The machine watching the conversation interjected, “Zirrilit is just repeating-”
“Yup, you can rely on me! I am fully self-sufficient and I know all kinds of stuff about magic things and monster sewers!”
Mark nudged the hilt of the sword with a foot, “Okay, so should we just leave and go tell people about the weird secret passageways? I think that might be something people would want to know about. This place seems dangerous and getting shocked really hurt.”
Zirrilit nodded, “But if we leave now we don’t get the treasure. Also slimes are easy to hunt and worth a lot of money I think.”
Mark thought about it, he didn’t need money at the moment but he might want it in the future. The real thing he couldn’t get out of his mind was the magical sword he had found.
It was magic, the glowing blue luminescent along the edge was beyond what he knew existed. It was a unique and unreplicatable object by humanity’s standards.

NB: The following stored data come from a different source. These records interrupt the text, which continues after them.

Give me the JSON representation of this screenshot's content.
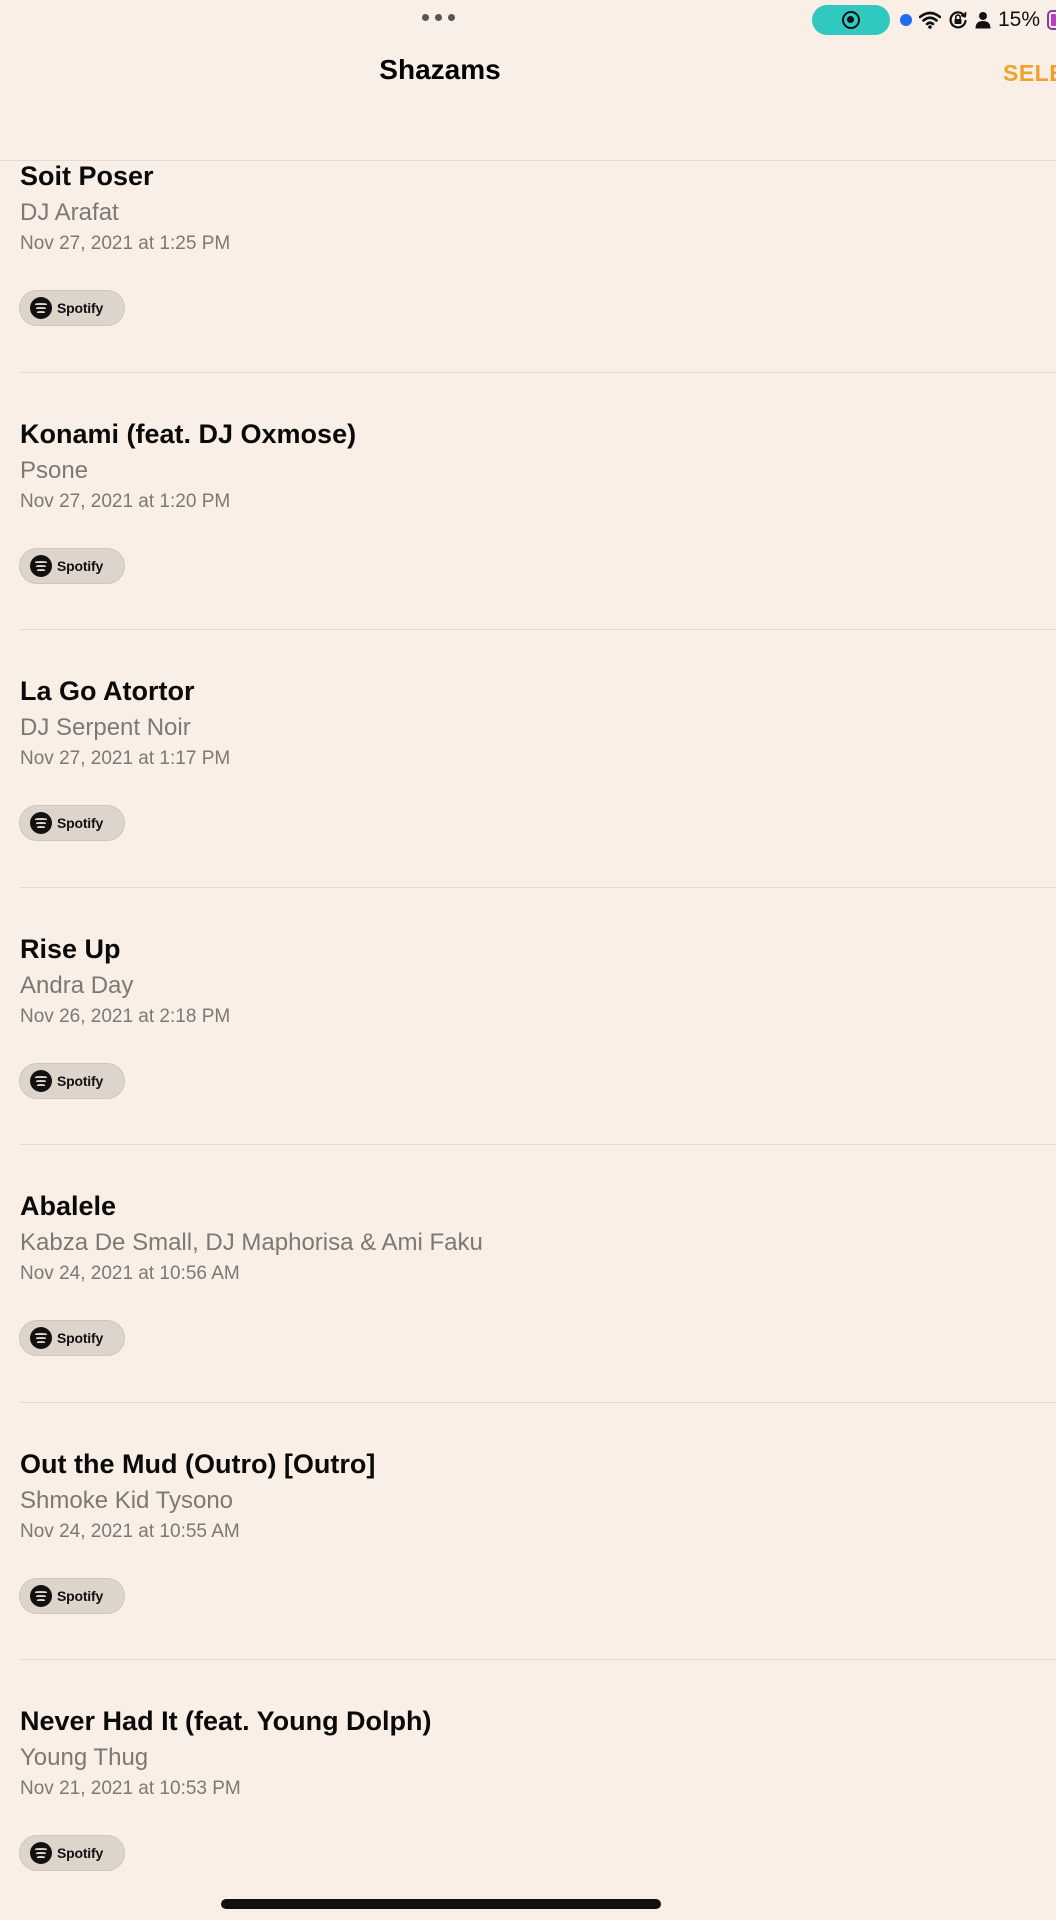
{
  "status_bar": {
    "battery_percent": "15%",
    "icons": [
      "multitask-dots-icon",
      "screen-recording-icon",
      "location-dot-icon",
      "wifi-icon",
      "orientation-lock-icon",
      "person-icon",
      "battery-icon"
    ],
    "recording_color": "#30c9c0"
  },
  "nav": {
    "title": "Shazams",
    "select_label": "SELE",
    "accent_color": "#f0a02b"
  },
  "songs": [
    {
      "title": "Soit Poser",
      "artist": "DJ Arafat",
      "date": "Nov 27, 2021 at 1:25 PM",
      "service": "Spotify"
    },
    {
      "title": "Konami (feat. DJ Oxmose)",
      "artist": "Psone",
      "date": "Nov 27, 2021 at 1:20 PM",
      "service": "Spotify"
    },
    {
      "title": "La Go Atortor",
      "artist": "DJ Serpent Noir",
      "date": "Nov 27, 2021 at 1:17 PM",
      "service": "Spotify"
    },
    {
      "title": "Rise Up",
      "artist": "Andra Day",
      "date": "Nov 26, 2021 at 2:18 PM",
      "service": "Spotify"
    },
    {
      "title": "Abalele",
      "artist": "Kabza De Small, DJ Maphorisa & Ami Faku",
      "date": "Nov 24, 2021 at 10:56 AM",
      "service": "Spotify"
    },
    {
      "title": "Out the Mud (Outro) [Outro]",
      "artist": "Shmoke Kid Tysono",
      "date": "Nov 24, 2021 at 10:55 AM",
      "service": "Spotify"
    },
    {
      "title": "Never Had It (feat. Young Dolph)",
      "artist": "Young Thug",
      "date": "Nov 21, 2021 at 10:53 PM",
      "service": "Spotify"
    }
  ]
}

“Okay, but how do you think we should move the stuff since we aren’t supposed to touch these things to someone who can check them out without touching them?
“Well,” Zirrilit pulled the crate back, “I could just carry them all in this box so that no one needs to touch them!”
Mark nodded and stepped back, nearly slipping as Zirrilit lifted the blade. He flinched slightly as she dropped it carelessly into the box and it loudly clattered against the wooden bottom.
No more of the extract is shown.